Ese barrio donde hay un cine, se juega a la pelota, la televisión aún no es omnipresente, quedan lagartijas para ser cazadas y estanques señalados como peligro inminente. Un barrio de las islas que puede estar en cualquier isla y en el que se usan palabras canarias como tabobo, sin guango, o esa extraña acepción de cariante… palabras que tienen su correspondencia en otros barrios, otras islas, y en las que nos reconocemos. Igual que en ese cariñoso insulto nuestro que es «bobilín», vocablo que tiene la ambivalencia de la conmiseración y el desprecio. Diríase que los canarios insultamos con pena y a la fuerza. Porque no nos queda más remedio.

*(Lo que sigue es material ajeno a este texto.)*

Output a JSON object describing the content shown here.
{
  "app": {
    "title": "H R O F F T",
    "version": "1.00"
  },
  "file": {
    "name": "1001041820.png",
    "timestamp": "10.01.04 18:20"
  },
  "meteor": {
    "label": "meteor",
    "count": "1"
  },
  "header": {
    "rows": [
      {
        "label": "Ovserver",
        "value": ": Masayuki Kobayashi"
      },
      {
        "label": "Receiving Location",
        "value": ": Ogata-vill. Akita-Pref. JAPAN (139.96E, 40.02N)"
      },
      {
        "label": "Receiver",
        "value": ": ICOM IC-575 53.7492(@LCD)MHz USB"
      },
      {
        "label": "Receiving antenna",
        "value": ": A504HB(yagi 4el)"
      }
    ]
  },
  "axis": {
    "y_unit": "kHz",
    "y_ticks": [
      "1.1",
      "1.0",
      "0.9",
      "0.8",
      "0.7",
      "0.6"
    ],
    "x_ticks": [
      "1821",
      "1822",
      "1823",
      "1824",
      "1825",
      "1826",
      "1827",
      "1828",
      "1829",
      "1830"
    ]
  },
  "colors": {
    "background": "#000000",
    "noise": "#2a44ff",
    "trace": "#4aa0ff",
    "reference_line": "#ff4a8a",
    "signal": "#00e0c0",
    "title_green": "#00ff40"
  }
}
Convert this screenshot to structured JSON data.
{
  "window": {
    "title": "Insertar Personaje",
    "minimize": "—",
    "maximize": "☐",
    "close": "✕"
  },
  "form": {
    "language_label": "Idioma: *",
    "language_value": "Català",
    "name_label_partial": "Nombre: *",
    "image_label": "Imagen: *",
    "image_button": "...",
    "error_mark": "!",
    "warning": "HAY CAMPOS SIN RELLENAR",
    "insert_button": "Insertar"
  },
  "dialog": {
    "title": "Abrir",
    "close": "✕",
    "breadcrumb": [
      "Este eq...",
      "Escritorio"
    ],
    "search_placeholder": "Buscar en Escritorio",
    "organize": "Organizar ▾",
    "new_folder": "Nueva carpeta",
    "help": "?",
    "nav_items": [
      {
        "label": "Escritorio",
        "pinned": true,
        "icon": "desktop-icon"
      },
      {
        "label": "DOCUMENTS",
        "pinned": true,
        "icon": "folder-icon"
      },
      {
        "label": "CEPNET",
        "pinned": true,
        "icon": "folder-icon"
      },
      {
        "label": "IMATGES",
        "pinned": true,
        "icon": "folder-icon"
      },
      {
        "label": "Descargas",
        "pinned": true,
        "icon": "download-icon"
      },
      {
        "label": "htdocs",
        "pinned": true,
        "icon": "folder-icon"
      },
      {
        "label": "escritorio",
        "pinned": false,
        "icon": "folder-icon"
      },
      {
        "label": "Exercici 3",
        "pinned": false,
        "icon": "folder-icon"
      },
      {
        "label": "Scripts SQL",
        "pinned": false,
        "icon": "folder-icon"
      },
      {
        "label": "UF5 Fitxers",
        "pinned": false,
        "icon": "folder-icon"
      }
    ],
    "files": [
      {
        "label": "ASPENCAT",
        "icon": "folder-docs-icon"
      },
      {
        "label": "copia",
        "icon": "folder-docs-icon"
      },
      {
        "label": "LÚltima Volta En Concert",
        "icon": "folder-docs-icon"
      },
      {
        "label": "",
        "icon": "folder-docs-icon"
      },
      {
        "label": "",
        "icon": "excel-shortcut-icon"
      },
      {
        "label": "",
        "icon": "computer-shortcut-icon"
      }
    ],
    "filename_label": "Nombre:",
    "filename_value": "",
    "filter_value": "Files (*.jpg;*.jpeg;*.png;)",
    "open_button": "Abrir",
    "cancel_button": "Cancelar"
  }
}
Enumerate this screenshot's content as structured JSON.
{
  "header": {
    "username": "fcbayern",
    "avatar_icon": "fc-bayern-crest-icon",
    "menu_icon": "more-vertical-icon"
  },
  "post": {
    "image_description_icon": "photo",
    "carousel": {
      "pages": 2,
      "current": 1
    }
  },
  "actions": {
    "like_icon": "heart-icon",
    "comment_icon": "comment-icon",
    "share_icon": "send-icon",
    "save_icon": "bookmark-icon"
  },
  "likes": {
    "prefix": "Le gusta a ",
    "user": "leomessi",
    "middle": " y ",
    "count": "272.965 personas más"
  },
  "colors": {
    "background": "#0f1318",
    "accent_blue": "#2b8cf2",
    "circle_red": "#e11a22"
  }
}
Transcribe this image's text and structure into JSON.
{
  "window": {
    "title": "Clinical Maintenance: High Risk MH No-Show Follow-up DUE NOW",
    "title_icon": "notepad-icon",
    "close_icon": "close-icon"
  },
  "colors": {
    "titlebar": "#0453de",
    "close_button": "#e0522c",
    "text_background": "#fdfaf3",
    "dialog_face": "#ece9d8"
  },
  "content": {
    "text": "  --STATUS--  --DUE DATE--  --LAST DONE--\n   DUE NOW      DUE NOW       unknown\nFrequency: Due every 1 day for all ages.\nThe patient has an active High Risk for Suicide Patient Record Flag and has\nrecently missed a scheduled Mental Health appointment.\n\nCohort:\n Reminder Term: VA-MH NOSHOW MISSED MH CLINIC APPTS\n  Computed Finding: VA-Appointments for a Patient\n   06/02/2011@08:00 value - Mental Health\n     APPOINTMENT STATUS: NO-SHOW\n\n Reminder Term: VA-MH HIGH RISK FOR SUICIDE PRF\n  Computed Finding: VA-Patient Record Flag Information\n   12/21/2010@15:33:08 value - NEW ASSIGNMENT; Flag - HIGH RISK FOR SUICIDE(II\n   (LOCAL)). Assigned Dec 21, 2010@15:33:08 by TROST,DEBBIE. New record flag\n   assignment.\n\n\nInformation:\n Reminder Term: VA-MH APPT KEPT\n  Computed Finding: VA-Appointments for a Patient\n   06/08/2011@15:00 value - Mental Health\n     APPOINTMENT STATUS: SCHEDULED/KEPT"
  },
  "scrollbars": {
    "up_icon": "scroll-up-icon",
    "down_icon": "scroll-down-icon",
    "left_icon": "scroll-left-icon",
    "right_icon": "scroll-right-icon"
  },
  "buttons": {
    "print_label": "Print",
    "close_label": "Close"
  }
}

Un barrio que sobrevive en la larga posguerra canaria, la que nos duró hasta la llegada de los primeros turistas, a las Canteras y al Puerto de la Cruz. Y en la que la pobreza era tanta que «entonces hasta la nada era un tesoro», forma sublime encontrada por el autor para describir la carencia perpetua de una sociedad en la que «en ese entonces no había sinónimos en el barrio». Construcciones del lenguaje con el que Cruz fabrica imágenes que visualizan más que cualquier descripción, más que cualquier fotografía en blanco y negro. Con este libro vuelve Juan Cruz a demostrar su amor por el idioma, su dominio de la técnica y su convicción de que las palabras, para decirlo como lo dijo el maestro Lledó, son el único puente de unión entre nosotros.